Enfin le 12 janvier 1842, Jules Renouvier adresse au Préfet un tableau des monuments historiques établi en concertation avec la Société archéologique avec le concours des membres, MM. Thomas, Abric, Ricard, et se tient à sa disposition pour lui montrer les planches dont ils ont été l’objet.

La comparaison avec le tableau de 1840 montre que le travail de Jules Renouvier a continué sans désemparer et qu’il apporte là les renseignements complémentaires demandés par le Préfet et le Ministre. Le 19 janvier 1842 le Préfet fait parvenir au Ministre le tableau et exprime à Jules Renouvier ses remerciements tout en espérant pouvoir visiter les monuments lors des conseils de révision tout en acceptant de recevoir les publications évoquées.

Ainsi se terminent les documents officiels qui concernent, à notre connaissance, l’action de Jules Renouvier en faveur des monuments du département de l’Hérault. Il semble que cette action a été suivie jusqu’en 1841-1842, dates de la fin de ses fonctions à la Société archéologique et de la disparition de son ami Ph. de Saint-Paul. Dans les années suivantes, Jules Renouvier, conseiller municipal de Montpellier en 1844, est dans la vie politique et s’engage en faveur des réformes ; il est Commissaire de la République en 1848 mais échoue aux élections de 1849, si bien que, jusqu’à sa mort, en 1860, il ne se consacrera qu’à l’histoire de l’Art avec de nombreuses publications qui font encore autorité.
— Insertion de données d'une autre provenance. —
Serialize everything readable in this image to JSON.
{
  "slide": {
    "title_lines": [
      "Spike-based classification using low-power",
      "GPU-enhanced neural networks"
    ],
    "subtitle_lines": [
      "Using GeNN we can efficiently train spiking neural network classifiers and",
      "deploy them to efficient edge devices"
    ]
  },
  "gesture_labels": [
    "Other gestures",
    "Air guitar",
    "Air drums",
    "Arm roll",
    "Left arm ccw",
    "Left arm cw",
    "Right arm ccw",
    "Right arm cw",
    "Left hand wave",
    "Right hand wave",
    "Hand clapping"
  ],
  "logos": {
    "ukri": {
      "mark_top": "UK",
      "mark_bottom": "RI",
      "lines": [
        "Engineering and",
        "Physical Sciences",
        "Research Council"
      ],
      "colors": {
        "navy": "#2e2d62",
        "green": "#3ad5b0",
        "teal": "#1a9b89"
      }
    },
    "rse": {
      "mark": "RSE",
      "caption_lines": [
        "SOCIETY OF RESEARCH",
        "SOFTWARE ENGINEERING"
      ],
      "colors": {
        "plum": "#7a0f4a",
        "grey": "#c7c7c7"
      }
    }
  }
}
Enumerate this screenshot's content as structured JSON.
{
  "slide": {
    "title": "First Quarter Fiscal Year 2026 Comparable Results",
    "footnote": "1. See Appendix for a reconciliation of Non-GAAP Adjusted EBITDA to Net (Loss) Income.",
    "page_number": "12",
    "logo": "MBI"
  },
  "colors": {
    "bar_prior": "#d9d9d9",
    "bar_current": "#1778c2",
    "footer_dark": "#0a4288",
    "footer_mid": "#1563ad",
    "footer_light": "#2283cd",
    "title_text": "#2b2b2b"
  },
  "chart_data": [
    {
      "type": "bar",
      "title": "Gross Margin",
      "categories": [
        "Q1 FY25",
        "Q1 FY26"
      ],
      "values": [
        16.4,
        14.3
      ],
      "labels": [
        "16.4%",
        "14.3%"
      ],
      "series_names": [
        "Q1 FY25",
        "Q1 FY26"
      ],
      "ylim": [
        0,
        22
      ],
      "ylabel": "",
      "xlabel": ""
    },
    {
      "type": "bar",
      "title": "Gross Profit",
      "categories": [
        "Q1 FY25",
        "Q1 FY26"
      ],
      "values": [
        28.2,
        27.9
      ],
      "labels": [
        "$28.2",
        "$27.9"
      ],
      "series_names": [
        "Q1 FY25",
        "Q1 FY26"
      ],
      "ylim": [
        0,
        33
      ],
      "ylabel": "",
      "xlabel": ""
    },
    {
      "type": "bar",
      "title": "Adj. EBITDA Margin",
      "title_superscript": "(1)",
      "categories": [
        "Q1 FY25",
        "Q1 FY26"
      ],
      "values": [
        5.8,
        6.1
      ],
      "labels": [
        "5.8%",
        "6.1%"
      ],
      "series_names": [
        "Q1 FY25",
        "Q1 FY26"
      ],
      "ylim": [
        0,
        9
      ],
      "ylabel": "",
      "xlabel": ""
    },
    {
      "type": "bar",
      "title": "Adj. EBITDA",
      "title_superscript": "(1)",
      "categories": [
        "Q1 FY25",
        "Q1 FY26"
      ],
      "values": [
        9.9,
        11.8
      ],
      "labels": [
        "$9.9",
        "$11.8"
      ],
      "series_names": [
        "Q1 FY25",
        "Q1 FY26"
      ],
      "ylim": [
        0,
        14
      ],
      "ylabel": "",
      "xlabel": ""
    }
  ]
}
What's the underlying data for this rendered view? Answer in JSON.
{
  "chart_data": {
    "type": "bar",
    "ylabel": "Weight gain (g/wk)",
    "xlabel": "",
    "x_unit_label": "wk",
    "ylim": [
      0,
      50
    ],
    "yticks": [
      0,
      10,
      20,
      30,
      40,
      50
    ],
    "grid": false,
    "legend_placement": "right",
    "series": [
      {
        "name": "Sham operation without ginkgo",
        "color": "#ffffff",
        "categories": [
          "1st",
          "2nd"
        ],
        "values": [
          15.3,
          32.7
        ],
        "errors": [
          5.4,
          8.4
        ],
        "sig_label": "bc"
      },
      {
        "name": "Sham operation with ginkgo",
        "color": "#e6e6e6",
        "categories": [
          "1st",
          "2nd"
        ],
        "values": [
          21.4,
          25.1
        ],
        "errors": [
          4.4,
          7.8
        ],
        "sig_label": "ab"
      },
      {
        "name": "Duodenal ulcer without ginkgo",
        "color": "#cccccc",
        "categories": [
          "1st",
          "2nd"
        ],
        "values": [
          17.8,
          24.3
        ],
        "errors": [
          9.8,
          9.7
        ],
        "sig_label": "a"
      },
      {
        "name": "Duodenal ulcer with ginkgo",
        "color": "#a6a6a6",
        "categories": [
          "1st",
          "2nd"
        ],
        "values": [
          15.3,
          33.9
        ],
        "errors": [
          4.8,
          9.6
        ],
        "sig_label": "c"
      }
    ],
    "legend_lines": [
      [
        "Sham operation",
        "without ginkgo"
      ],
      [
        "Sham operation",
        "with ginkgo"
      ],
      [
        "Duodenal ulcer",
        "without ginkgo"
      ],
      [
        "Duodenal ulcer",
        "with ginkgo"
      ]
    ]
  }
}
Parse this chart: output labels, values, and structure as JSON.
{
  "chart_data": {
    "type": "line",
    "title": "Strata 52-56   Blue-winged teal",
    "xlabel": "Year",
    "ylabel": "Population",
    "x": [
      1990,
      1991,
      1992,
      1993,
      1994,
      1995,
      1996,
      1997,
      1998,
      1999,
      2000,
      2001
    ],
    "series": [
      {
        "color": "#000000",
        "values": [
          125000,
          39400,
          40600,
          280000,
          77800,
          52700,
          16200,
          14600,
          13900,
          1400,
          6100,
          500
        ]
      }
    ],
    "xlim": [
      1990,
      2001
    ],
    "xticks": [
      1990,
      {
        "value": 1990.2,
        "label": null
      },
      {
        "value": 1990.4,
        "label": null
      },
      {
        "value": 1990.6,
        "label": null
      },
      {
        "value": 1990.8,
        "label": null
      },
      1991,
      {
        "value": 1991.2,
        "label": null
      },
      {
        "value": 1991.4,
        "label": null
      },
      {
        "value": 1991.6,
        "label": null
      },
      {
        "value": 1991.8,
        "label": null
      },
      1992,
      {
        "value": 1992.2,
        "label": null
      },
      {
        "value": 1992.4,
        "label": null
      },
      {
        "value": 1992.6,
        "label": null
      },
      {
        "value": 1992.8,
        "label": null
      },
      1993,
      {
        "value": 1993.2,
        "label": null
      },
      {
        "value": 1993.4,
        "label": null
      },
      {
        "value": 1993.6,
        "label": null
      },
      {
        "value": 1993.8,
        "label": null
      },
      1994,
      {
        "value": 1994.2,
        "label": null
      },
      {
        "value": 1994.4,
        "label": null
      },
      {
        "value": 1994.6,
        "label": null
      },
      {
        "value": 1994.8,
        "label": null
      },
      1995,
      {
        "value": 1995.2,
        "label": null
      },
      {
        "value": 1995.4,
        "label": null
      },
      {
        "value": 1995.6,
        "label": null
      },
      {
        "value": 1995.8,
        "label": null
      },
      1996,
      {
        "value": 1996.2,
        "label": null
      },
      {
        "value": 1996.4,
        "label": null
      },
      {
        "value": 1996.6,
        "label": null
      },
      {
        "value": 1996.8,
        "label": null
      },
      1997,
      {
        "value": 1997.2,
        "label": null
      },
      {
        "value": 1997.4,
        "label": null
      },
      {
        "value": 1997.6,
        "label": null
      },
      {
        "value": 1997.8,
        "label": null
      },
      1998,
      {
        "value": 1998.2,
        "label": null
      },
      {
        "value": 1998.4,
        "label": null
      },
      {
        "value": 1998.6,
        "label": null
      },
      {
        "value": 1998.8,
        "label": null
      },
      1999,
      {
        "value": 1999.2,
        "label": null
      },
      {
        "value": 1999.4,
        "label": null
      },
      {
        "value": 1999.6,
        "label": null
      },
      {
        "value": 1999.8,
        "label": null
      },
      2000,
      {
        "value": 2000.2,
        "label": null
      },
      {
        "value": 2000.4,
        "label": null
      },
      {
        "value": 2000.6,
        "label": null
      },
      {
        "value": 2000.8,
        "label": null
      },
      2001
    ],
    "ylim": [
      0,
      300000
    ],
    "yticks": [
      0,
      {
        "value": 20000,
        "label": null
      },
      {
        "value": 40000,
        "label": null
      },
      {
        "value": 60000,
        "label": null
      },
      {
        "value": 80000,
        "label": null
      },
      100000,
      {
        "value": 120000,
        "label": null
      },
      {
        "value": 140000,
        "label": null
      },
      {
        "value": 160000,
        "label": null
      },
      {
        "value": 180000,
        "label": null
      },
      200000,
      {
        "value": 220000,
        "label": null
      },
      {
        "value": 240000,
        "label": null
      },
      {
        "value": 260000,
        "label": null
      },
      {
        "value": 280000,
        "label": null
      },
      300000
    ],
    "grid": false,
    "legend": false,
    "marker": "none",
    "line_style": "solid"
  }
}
C’est durant cette période qu’il fera l’acquisition des anciens bâtiments conventuels de l’ancienne abbaye de Gellone-Saint-Guilhem-le-Désert en récupérant quelques sculptures encore subsistantes 9. Le travail de recensement précis par Jules Renouvier des monuments historiques de l’Hérault a été décisif pour l’histoire de l’Art et a largement inspiré, jusqu’à aujourd’hui, tous les travaux ultérieurs d’étude et de mise en valeur des richesses monumentales du département. 10

Annexe

Rapport sur les Monuments Historiques de l’Hérault par Jules Renouvier, envoyé au Ministre de l’Intérieur en novembre 1840.

(… avec en italiques les modifications ou ajouts figurant sur l’exemplaire parvenu au Ministère.)

« Je me fais un devoir de répondre à l’appel que vous avez fait à mon zèle et de remplir la mission que vous m’avez donnée comme Inspecteur des monuments historiques. Ce premier rapport que j’ai l’honneur de vous adresser n’est qu’un court commentaire de tous les détails que j’ai recueillis dans le plus grand nombre des communes du département que je m’empresserai de vous transmettre toutes les fois qu’il en sera besoin.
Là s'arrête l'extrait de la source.